4 Gij zult dan uw gereedschap bij dag voor hun ogen uitbrengen, als het gereedschap dergenen, die vertrekken; daarna zult gij in den avond uitgaan voor hun ogen, gelijk zij uitgaan, die vertrekken.
Tu mettras donc dehors pendant le jour ton équipage, tel qu'est l'équipage d'un homme qui déloge, eux le voyant; et sur le soir tu sortiras, eux le voyant, comme quand on sort pour déloger.
5 Doorgraaf u den wand voor hun ogen, en breng daardoor uw gereedschap uit.
Perce-toi la paroi, eux le voyant, et tire par-là dehors [ton équipage].
6 Voor hun ogen zult gij het op de schouders dragen, in donker zult gij het uitbrengen; uw aangezicht zult gij bedekken, dat gij het land niet ziet; want Ik heb u den huize Israels tot een wonderteken gegeven.
Tu [le] porteras sur l'épaule, eux le voyant, et tu [le] tireras dehors sur la brune; tu couvriras aussi ton visage, afin que tu ne voies point la terre; car je t'ai mis pour être un signe à la maison d'Israël.

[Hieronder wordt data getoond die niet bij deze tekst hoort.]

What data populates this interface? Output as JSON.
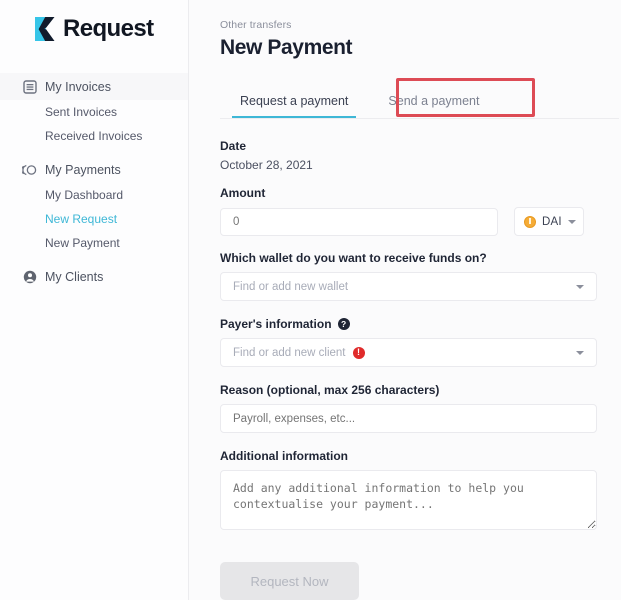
{
  "brand": {
    "name": "Request",
    "logo_icon": "request-r-logo-icon",
    "logo_color": "#36c5e8"
  },
  "sidebar": {
    "groups": [
      {
        "label": "My Invoices",
        "icon": "invoice-list-icon",
        "active_row": true,
        "children": [
          {
            "label": "Sent Invoices",
            "active": false
          },
          {
            "label": "Received Invoices",
            "active": false
          }
        ]
      },
      {
        "label": "My Payments",
        "icon": "coins-icon",
        "active_row": false,
        "children": [
          {
            "label": "My Dashboard",
            "active": false
          },
          {
            "label": "New Request",
            "active": true
          },
          {
            "label": "New Payment",
            "active": false
          }
        ]
      },
      {
        "label": "My Clients",
        "icon": "user-circle-icon",
        "active_row": false,
        "children": []
      }
    ]
  },
  "header": {
    "eyebrow": "Other transfers",
    "title": "New Payment"
  },
  "tabs": [
    {
      "label": "Request a payment",
      "active": true,
      "annotated": true
    },
    {
      "label": "Send a payment",
      "active": false,
      "annotated": false
    }
  ],
  "form": {
    "date": {
      "label": "Date",
      "value": "October 28, 2021"
    },
    "amount": {
      "label": "Amount",
      "placeholder": "0",
      "value": ""
    },
    "currency": {
      "selected": "DAI",
      "icon": "dai-coin-icon",
      "icon_color": "#f5ac37",
      "caret_icon": "chevron-down-icon"
    },
    "wallet": {
      "label": "Which wallet do you want to receive funds on?",
      "placeholder": "Find or add new wallet",
      "value": "",
      "caret_icon": "chevron-down-icon"
    },
    "payer": {
      "label": "Payer's information",
      "help_icon": "help-question-icon",
      "help_glyph": "?",
      "placeholder": "Find or add new client",
      "value": "",
      "error_icon": "error-exclamation-icon",
      "error_glyph": "!",
      "error_color": "#e02b2b",
      "caret_icon": "chevron-down-icon"
    },
    "reason": {
      "label": "Reason (optional, max 256 characters)",
      "placeholder": "Payroll, expenses, etc...",
      "value": ""
    },
    "additional": {
      "label": "Additional information",
      "placeholder": "Add any additional information to help you contextualise your payment...",
      "value": ""
    },
    "submit": {
      "label": "Request Now",
      "disabled": true
    }
  },
  "annotation": {
    "color": "#dd4b55"
  },
  "theme": {
    "accent": "#3eb7d6",
    "page_bg": "#fbfbfc",
    "panel_bg": "#ffffff"
  }
}
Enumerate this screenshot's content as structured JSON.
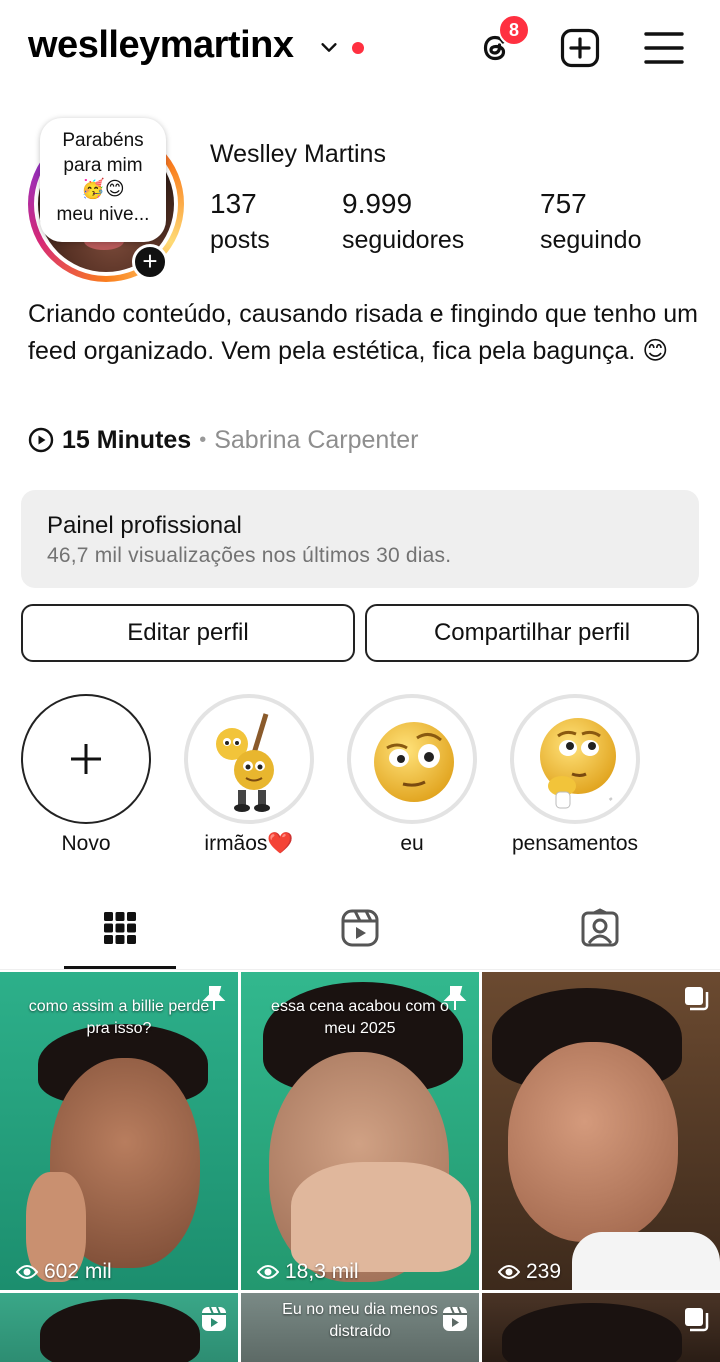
{
  "header": {
    "username": "weslleymartinx",
    "notifications_count": "8"
  },
  "profile": {
    "note": {
      "line1": "Parabéns",
      "line2": "para mim",
      "emojis": "🥳😊",
      "line3": "meu nive..."
    },
    "full_name": "Weslley Martins",
    "stats": [
      {
        "value": "137",
        "label": "posts"
      },
      {
        "value": "9.999",
        "label": "seguidores"
      },
      {
        "value": "757",
        "label": "seguindo"
      }
    ],
    "bio": "Criando conteúdo, causando risada e fingindo que tenho um feed organizado. Vem pela estética, fica pela bagunça. 😊",
    "music": {
      "title": "15 Minutes",
      "separator": "•",
      "artist": "Sabrina Carpenter"
    }
  },
  "professional_panel": {
    "title": "Painel profissional",
    "subtitle": "46,7 mil visualizações nos últimos 30 dias."
  },
  "buttons": {
    "edit": "Editar perfil",
    "share": "Compartilhar perfil"
  },
  "highlights": [
    {
      "label": "Novo"
    },
    {
      "label": "irmãos❤️"
    },
    {
      "label": "eu"
    },
    {
      "label": "pensamentos"
    }
  ],
  "tabs": [
    {
      "icon": "grid-icon"
    },
    {
      "icon": "reels-icon"
    },
    {
      "icon": "tagged-icon"
    }
  ],
  "posts": [
    {
      "caption": "como assim a billie perde pra isso?",
      "views": "602 mil",
      "icon": "pin-icon"
    },
    {
      "caption": "essa cena acabou com o meu 2025",
      "views": "18,3 mil",
      "icon": "pin-icon"
    },
    {
      "caption": "",
      "views": "239",
      "icon": "carousel-icon"
    },
    {
      "caption": "",
      "views": "",
      "icon": "reels-icon"
    },
    {
      "caption": "Eu no meu dia menos distraído",
      "views": "",
      "icon": "reels-icon"
    },
    {
      "caption": "",
      "views": "",
      "icon": "carousel-icon"
    }
  ]
}
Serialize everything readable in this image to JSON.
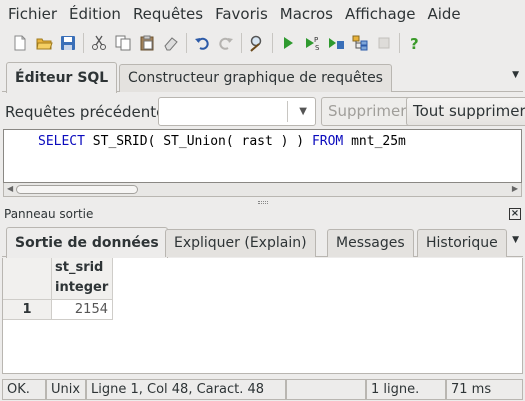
{
  "menubar": {
    "items": [
      "Fichier",
      "Édition",
      "Requêtes",
      "Favoris",
      "Macros",
      "Affichage",
      "Aide"
    ]
  },
  "toolbar": {
    "icons": [
      "new-file-icon",
      "open-folder-icon",
      "save-icon",
      "cut-icon",
      "copy-icon",
      "paste-icon",
      "clear-icon",
      "undo-icon",
      "redo-icon",
      "find-icon",
      "execute-icon",
      "execute-pgscript-icon",
      "execute-to-file-icon",
      "explain-icon",
      "stop-icon",
      "help-icon"
    ]
  },
  "editor_tabs": {
    "sql_editor": "Éditeur SQL",
    "graphical_builder": "Constructeur graphique de requêtes"
  },
  "previous_queries": {
    "label": "Requêtes précédentes",
    "value": "",
    "delete_label": "Supprimer",
    "delete_all_label": "Tout supprimer"
  },
  "editor": {
    "kw_select": "SELECT",
    "text_1": " ST_SRID( ST_Union( rast ) ) ",
    "kw_from": "FROM",
    "text_2": " mnt_25m"
  },
  "output_panel": {
    "title": "Panneau sortie",
    "tabs": [
      "Sortie de données",
      "Expliquer (Explain)",
      "Messages",
      "Historique"
    ]
  },
  "result_grid": {
    "column_name": "st_srid",
    "column_type": "integer",
    "rows": [
      {
        "num": "1",
        "value": "2154"
      }
    ]
  },
  "statusbar": {
    "state": "OK.",
    "line_ending": "Unix",
    "position": "Ligne 1, Col 48, Caract. 48",
    "rows": "1 ligne.",
    "time": "71 ms"
  }
}
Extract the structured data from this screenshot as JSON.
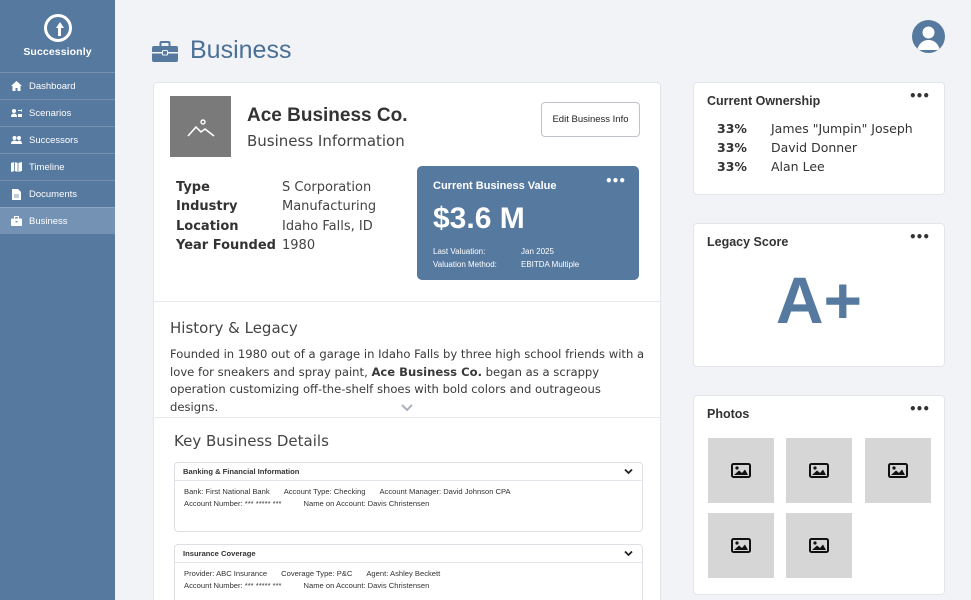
{
  "app": {
    "name": "Successionly"
  },
  "sidebar": {
    "items": [
      {
        "label": "Dashboard",
        "icon": "home-icon"
      },
      {
        "label": "Scenarios",
        "icon": "people-arrow-icon"
      },
      {
        "label": "Successors",
        "icon": "users-icon"
      },
      {
        "label": "Timeline",
        "icon": "map-icon"
      },
      {
        "label": "Documents",
        "icon": "document-icon"
      },
      {
        "label": "Business",
        "icon": "briefcase-icon",
        "active": true
      }
    ]
  },
  "header": {
    "title": "Business"
  },
  "business": {
    "name": "Ace Business Co.",
    "subtitle": "Business Information",
    "edit_label": "Edit Business Info",
    "facts": [
      {
        "key": "Type",
        "value": "S Corporation"
      },
      {
        "key": "Industry",
        "value": "Manufacturing"
      },
      {
        "key": "Location",
        "value": "Idaho Falls, ID"
      },
      {
        "key": "Year Founded",
        "value": "1980"
      }
    ]
  },
  "value_card": {
    "title": "Current Business Value",
    "menu": "•••",
    "amount": "$3.6 M",
    "last_valuation_label": "Last Valuation:",
    "last_valuation_value": "Jan 2025",
    "method_label": "Valuation Method:",
    "method_value": "EBITDA Multiple"
  },
  "history": {
    "title": "History & Legacy",
    "text_before": "Founded in 1980 out of a garage in Idaho Falls by three high school friends with a love for sneakers and spray paint, ",
    "text_bold": "Ace Business Co.",
    "text_after": " began as a scrappy operation customizing off-the-shelf shoes with bold colors and outrageous designs."
  },
  "key_details": {
    "title": "Key Business Details",
    "sections": [
      {
        "title": "Banking & Financial Information",
        "line1": [
          "Bank: First National Bank",
          "Account Type: Checking",
          "Account Manager: David Johnson CPA"
        ],
        "line2": [
          "Account Number: *** ***** ***",
          "Name on Account: Davis Christensen"
        ]
      },
      {
        "title": "Insurance Coverage",
        "line1": [
          "Provider: ABC Insurance",
          "Coverage Type: P&C",
          "Agent: Ashley Beckett"
        ],
        "line2": [
          "Account Number: *** ***** ***",
          "Name on Account: Davis Christensen"
        ]
      }
    ]
  },
  "ownership": {
    "title": "Current Ownership",
    "menu": "•••",
    "owners": [
      {
        "pct": "33%",
        "name": "James \"Jumpin\" Joseph"
      },
      {
        "pct": "33%",
        "name": "David Donner"
      },
      {
        "pct": "33%",
        "name": "Alan Lee"
      }
    ]
  },
  "legacy": {
    "title": "Legacy Score",
    "menu": "•••",
    "grade": "A+"
  },
  "photos": {
    "title": "Photos",
    "menu": "•••",
    "count": 5
  },
  "colors": {
    "sidebar": "#56799f",
    "accent": "#4b6f96",
    "active_nav": "#7392b4",
    "photo_bg": "#d6d6d6"
  }
}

7 En ik deed alzo, gelijk als mij bevolen was; ik bracht mijn gereedschap uit bij dag, als het gereedschap dergenen, die vertrekken; daarna in den avond doorgroef ik mij den wand met de hand; ik bracht het uit in donker, en ik droeg het op den schouder voor hun ogen.
Je fis donc comme il m'avait été commandé: je portai dehors durant le jour mon équipage tel qu'est l'équipage d'un homme qui déloge, et sur le soir je me perçai la paroi avec la main, je le tirai dehors sur la brune, [et] le portai sur l'épaule, eux le voyant.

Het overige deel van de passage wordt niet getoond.